Predicting tracheal work of breathing in neonates based on radiological and pulmonary measurements

Abstract

Tracheomalacia is an airway condition in which the trachea excessively collapses during breathing. Neonates diagnosed with tracheomalacia require more energy to breathe, and the effect of tracheomalacia can be quantified by assessing flow-resistive work of breathing (WOB) in the trachea using computational fluid dynamics (CFD) modeling of the airway. However, CFD simulations are computationally expensive; the ability to instead predict WOB based on more straightforward measures would provide a clinically useful estimate of tracheal disease severity. The objective of this study is to quantify the WOB in the trachea using CFD and identify simple airway and/or clinical parameters that directly relate to WOB. This study included 30 neonatal intensive care unit subjects (15 with tracheomalacia and 15 without tracheomalacia). All subjects were imaged using ultrashort echo time (UTE) MRI. CFD simulations were performed using patient-specific data obtained from MRI (airway anatomy, dynamic motion, and airflow rates) to calculate the WOB in the trachea. Several airway and clinical measurements were obtained and compared with the tracheal resistive WOB. The maximum percent change in the tracheal cross-sectional area (ρ = 0.560, P = 0.001), average glottis cross-sectional area (ρ = -0.488, P = 0.006), minute ventilation (ρ = 0.613, P < 0.001), and lung tidal volume (ρ = 0.599, P < 0.001) had significant correlations with WOB. A multivariable regression model with three independent variables (minute ventilation, average glottis cross-sectional area, and minimum of the eccentricity index of the trachea) can be used to estimate WOB more accurately (R² = 0.726). This statistical model may allow clinicians to estimate tracheal resistive WOB based on airway images and clinical data.NEW & NOTEWORTHY The work of breathing due to resistance in the trachea is an important metric for quantifying the effect of tracheal abnormalities such as tracheomalacia, but currently requires complex dynamic imaging and computational fluid dynamics simulation to calculate it. This study produces a method to predict the tracheal work of breathing based on readily available imaging and clinical metrics.

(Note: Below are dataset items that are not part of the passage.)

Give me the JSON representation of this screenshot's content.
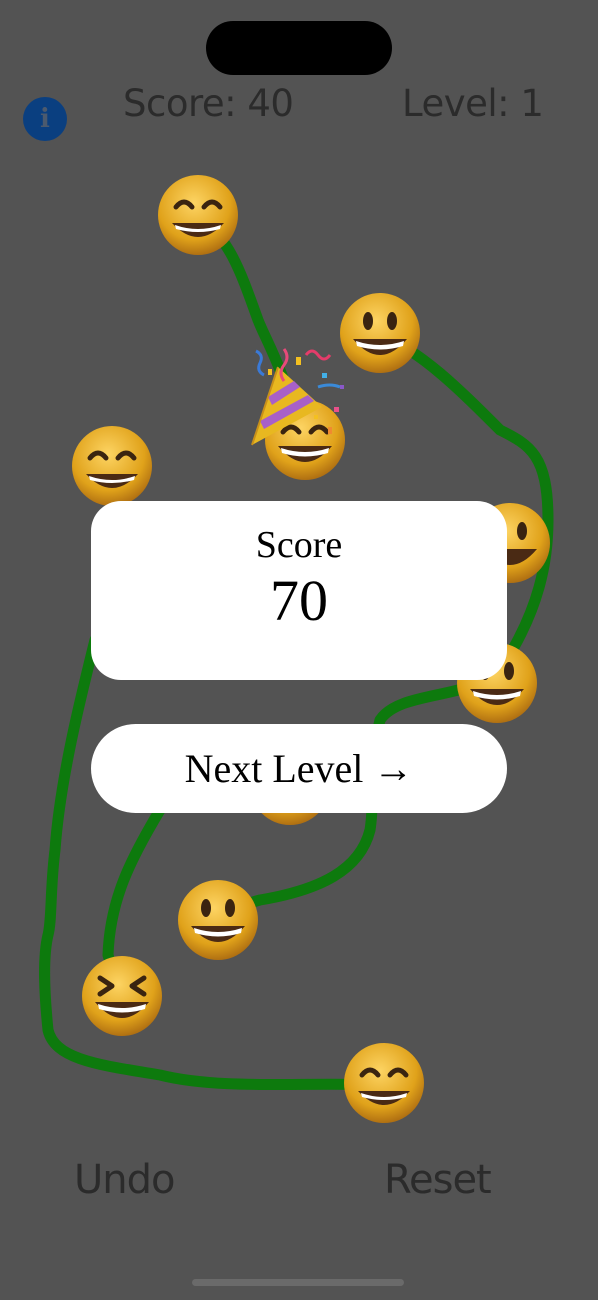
{
  "hud": {
    "info_icon": "info-icon",
    "score_label": "Score: 40",
    "level_label": "Level: 1"
  },
  "board": {
    "line_color": "#0d7a0d",
    "emojis": [
      {
        "name": "grinning-squinting-face"
      },
      {
        "name": "grinning-face"
      },
      {
        "name": "beaming-face"
      },
      {
        "name": "grinning-squinting-face"
      },
      {
        "name": "grinning-face"
      },
      {
        "name": "beaming-face"
      },
      {
        "name": "grinning-face"
      },
      {
        "name": "squinting-laughing-face"
      },
      {
        "name": "grinning-squinting-face"
      }
    ],
    "celebration_icon": "party-popper-icon"
  },
  "result": {
    "score_label": "Score",
    "score_value": "70",
    "next_button": "Next Level →"
  },
  "controls": {
    "undo": "Undo",
    "reset": "Reset"
  }
}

Keywords: computational fluid dynamics; neonates; tracheomalacia; ultrashort echo time magnetic resonance imaging; work of breathing.

Graphical abstract

Figure 1.

The airway obtained from end-expiration image in an example subject without tracheomalacia (left) and a subject with tracheomalacia (right; A). Cross-sectional area change along the airway of an example subject with tracheomalacia between end-expiration (green) and end-inspiration (black) time points (B). Airflow velocity distribution at peak expiration in an example subject without tracheomalacia (left) and a subject with tracheomalacia (right; C). A: the cross-sectional planes were created orthogonal to the centerline in each airway. The tracheal cross section in the subject without tracheomalacia was more circular compared with the subject with tracheomalacia. B: the maximum percent change in the cross-sectional area compared with the end-inspiration cross-sectional area in the trachea was 65% (red arrow). C: the daily tracheal resistive work of breathing was 24 and 317 J in the subject without tracheomalacia and with tracheomalacia, respectively. In the subject with tracheomalacia, the high-velocity jet in the lower region of the trachea elevated the breathing effort.

Figure 2.

The daily tracheal resistive work of breathing vs. maximum percent change in the tracheal cross-sectional area (A), average glottis cross-sectional area (B), tracheal volume at end expiration time point (C), and minimum of the eccentricity index of the trachea (D). Black and blue dots represent neonates without tracheomalacia and with tracheomalacia, respectively. ρ, P are Spearman’s coefficients. TM, tracheomalacia.

Figure 3.

Plots showing the daily tracheal resistive work of breathing vs. minute ventilation (A), lung tidal volume (B), respiratory rate (C), and body mass (D). Black and blue dots represent neonates without tracheomalacia and with tracheomalacia, respectively. ρ, P are Spearman’s coefficients. TM, tracheomalacia.